A veces, un jugador es capaz, por cuenta propia, de inyectarle energía a un equipo y quizás hasta transformarlo. ¿Por qué no? ¿Acaso Mike Trout no revitalizó a los Angelinos hace un año? Por si no lo sabían, el equipo de Anaheim tuvo foja de 6-14 antes de la llegada de Trout y 83-59 después.

Durante esos últimos 142 partidos, Trout fue el mejor jugador del béisbol y su alegría y entusiasmo fueron contagiosos. Para aquellas personas que han seguido a los Dodgers durante los últimos días, parece ser posible que suceda algo similar en los azules.

Quizás los Dodgers se nutran del ánimo y de la producción de Yasiel Puig. ¿Han visto cómo el cubano se la pasa sonriendo y diviertíendose en el terreno? ¿Cómo no emocionarse? Si te interesan los Dodgers, tienes que estarte preguntando qué más se puede esperar de este muchacho de 22 años de edad, quien sonó un grand slam el jueves en el triunfo de Los Angeles por 5-0 sobre los Bravos. ¿Otro jonrón? ¿Por qué no? ¿Un tiro preciso desde los jardines? Cuenten con ello.

Lo mejor del caso es que los nuevos compañeros de equipo de Puig están igual de entusiasmados que los fanáticos por verlo jugar. Hoy por hoy, todo el mundo en el Dodger Stadium - cada coach y cada empleado - está de mejor ánimo tras ver jugar a este muchacho.

Los Dodgers no han brillado mucho que digamos en lo que va de la temporada, en parte por los desempeños decepcionantes de jugadores de quienes se esperaba mucho más. Las lesiones también han sido un factor. Y quizás se trate también de los problemas que surgen cuando un grupo de veteranos se junta en el mismo camerino por primera vez.

Los Dodgers están conscientes de que la química quizás sea un impedimento, pero esperaban arrancar fuertes y convertirse en un verdadero equipo. Desafortunadamente, eso no sucedió y ahora, con ocho jugadores en la lista de lesionados--entre ellos Matt Kemp, Carl Crawford y A.J. Ellis--los Dodgers simplemente no son el equipo que estaban supuestos a ser.

Las altas expectativas le pueden robar la alegría a un club. Los Rojos lo sintieron en cada paso que dieron el año pasado. Ganar generaba una sensación de alivio en lugar de felicidad. Los Nacionales están viviendo una experiencia parecida esta temporada.

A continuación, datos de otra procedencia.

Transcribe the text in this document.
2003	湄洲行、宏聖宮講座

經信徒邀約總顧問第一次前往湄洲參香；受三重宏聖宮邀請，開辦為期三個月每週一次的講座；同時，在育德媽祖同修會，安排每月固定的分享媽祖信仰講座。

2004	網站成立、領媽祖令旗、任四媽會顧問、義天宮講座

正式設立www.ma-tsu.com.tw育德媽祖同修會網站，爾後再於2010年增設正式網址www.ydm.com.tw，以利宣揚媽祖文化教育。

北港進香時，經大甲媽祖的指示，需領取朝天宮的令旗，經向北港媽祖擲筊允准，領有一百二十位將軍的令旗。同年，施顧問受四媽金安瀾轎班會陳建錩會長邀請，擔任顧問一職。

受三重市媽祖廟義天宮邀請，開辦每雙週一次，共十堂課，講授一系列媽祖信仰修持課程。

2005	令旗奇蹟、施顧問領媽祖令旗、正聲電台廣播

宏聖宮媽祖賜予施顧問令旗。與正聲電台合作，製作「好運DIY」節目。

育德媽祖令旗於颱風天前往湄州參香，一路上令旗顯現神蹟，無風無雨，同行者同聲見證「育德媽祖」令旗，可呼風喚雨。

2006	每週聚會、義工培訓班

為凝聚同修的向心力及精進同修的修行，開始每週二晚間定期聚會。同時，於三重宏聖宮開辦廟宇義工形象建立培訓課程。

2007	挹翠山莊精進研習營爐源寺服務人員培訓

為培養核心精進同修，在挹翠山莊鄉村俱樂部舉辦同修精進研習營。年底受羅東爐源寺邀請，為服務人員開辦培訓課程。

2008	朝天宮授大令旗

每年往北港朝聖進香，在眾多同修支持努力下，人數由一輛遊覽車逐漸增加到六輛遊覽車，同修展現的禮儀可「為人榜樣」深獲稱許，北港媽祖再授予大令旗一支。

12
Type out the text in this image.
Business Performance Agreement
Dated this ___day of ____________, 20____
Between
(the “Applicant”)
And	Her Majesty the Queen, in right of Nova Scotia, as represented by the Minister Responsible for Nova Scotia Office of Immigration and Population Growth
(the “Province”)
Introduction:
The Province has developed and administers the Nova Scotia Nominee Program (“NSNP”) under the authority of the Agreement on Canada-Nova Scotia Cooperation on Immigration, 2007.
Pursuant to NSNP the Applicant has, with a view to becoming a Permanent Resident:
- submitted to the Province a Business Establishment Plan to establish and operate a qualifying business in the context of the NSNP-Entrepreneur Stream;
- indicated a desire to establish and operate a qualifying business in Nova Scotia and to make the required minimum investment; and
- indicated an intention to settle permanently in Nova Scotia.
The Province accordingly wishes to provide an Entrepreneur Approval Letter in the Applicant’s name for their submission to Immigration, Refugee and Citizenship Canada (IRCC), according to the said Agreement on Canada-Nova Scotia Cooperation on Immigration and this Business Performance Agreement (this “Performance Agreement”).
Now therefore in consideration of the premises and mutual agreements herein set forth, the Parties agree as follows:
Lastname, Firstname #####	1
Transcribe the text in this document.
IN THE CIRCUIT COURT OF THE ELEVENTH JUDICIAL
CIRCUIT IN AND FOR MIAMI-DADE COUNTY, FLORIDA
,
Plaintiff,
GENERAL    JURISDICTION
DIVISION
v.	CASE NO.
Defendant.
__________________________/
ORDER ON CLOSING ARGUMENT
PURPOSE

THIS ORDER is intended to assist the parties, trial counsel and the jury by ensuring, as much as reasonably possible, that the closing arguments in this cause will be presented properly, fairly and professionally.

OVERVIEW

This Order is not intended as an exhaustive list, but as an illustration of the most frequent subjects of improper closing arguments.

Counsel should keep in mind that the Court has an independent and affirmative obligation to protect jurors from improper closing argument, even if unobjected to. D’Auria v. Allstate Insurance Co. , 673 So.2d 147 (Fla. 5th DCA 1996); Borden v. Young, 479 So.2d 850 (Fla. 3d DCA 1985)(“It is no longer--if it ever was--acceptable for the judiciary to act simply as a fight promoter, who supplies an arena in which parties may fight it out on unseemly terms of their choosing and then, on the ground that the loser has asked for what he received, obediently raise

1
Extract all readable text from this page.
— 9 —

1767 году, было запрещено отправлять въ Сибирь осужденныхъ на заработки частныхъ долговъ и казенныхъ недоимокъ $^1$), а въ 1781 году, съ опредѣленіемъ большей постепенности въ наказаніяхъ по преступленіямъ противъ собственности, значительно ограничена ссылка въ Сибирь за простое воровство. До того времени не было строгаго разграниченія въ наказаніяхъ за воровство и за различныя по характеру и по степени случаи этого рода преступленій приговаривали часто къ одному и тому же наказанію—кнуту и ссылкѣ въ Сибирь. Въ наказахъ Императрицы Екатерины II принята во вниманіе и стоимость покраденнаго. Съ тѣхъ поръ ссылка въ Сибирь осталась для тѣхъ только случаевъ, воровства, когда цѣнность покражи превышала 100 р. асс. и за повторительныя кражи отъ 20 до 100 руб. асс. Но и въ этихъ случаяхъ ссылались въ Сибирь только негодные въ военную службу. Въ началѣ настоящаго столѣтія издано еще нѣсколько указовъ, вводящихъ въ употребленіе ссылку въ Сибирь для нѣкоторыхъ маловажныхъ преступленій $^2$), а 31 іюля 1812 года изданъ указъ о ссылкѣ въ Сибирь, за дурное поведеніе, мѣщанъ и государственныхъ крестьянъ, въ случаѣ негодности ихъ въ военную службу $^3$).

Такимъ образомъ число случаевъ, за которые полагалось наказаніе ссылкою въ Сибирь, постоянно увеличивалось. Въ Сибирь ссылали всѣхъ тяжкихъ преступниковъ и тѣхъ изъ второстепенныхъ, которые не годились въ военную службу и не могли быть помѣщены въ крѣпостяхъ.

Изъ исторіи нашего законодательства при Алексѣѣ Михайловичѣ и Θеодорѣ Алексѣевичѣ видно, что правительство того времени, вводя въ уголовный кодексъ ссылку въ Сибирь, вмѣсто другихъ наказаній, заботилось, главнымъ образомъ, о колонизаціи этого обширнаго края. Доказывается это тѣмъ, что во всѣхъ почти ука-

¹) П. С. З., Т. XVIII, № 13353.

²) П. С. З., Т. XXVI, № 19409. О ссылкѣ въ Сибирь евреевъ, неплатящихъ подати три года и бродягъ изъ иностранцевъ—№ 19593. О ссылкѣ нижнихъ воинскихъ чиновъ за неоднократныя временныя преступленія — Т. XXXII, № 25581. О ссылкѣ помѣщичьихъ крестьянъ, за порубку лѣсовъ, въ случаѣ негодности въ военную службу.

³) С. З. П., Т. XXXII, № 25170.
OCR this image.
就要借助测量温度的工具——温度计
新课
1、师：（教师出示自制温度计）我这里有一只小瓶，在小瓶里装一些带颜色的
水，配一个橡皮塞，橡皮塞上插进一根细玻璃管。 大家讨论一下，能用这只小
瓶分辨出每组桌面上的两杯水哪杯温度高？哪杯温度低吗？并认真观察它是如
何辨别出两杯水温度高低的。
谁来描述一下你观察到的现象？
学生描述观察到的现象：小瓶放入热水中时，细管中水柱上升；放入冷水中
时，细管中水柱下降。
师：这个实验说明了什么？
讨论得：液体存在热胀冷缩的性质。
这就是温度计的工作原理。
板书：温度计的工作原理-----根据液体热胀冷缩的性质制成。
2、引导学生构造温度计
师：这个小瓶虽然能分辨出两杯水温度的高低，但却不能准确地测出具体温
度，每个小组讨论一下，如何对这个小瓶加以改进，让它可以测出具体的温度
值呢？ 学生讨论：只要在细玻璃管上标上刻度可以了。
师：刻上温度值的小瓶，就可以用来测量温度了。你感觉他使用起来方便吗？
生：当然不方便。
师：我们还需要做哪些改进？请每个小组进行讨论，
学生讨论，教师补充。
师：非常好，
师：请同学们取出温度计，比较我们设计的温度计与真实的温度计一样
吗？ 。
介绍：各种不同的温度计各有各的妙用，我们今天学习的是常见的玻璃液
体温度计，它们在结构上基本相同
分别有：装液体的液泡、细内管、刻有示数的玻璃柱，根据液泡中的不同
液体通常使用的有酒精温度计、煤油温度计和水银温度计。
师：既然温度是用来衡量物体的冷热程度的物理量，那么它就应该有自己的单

Cuando equipos en dichas situaciones van en declive, los jugadores empiezan a tratar de sonar jonrones de ocho carreras. En lugar de cumplir con su cargo y confiar en sus compañeros, sienten que tienen que echarse al equipo al hombro.

Los Dodgers se encuentran en el sótano del Oeste de la Liga Nacional, pero con Clayton Kershaw y Zack Greinke al frente de la rotación, el mexicano Adrián González y el dominicano Hanley Ramírez en la parte gruesa del lineup y Puig como primer bate, quizás tengan el talento suficiente para ganar.

Kemp regresará en algún momento y Crawford también. Es posible que Josh Beckett vuelva a estar en salud este año. Quizás los Dodgers tengan suficiente profundidad en su sistema de liga menor como para agregar a un veterano y la directiva ha demostrado que está dispuesta a invertir.

Pero también es posible que lo que más necesiten los azules sea recordar que el juego no tiene que ser una carga. Para que eso suceda, deben ganar algunos juegos y recuperar la confianza. Y necesitan a un muchacho como Puig que llegue, mande lejos la bola, corra duro y sonría a cada paso.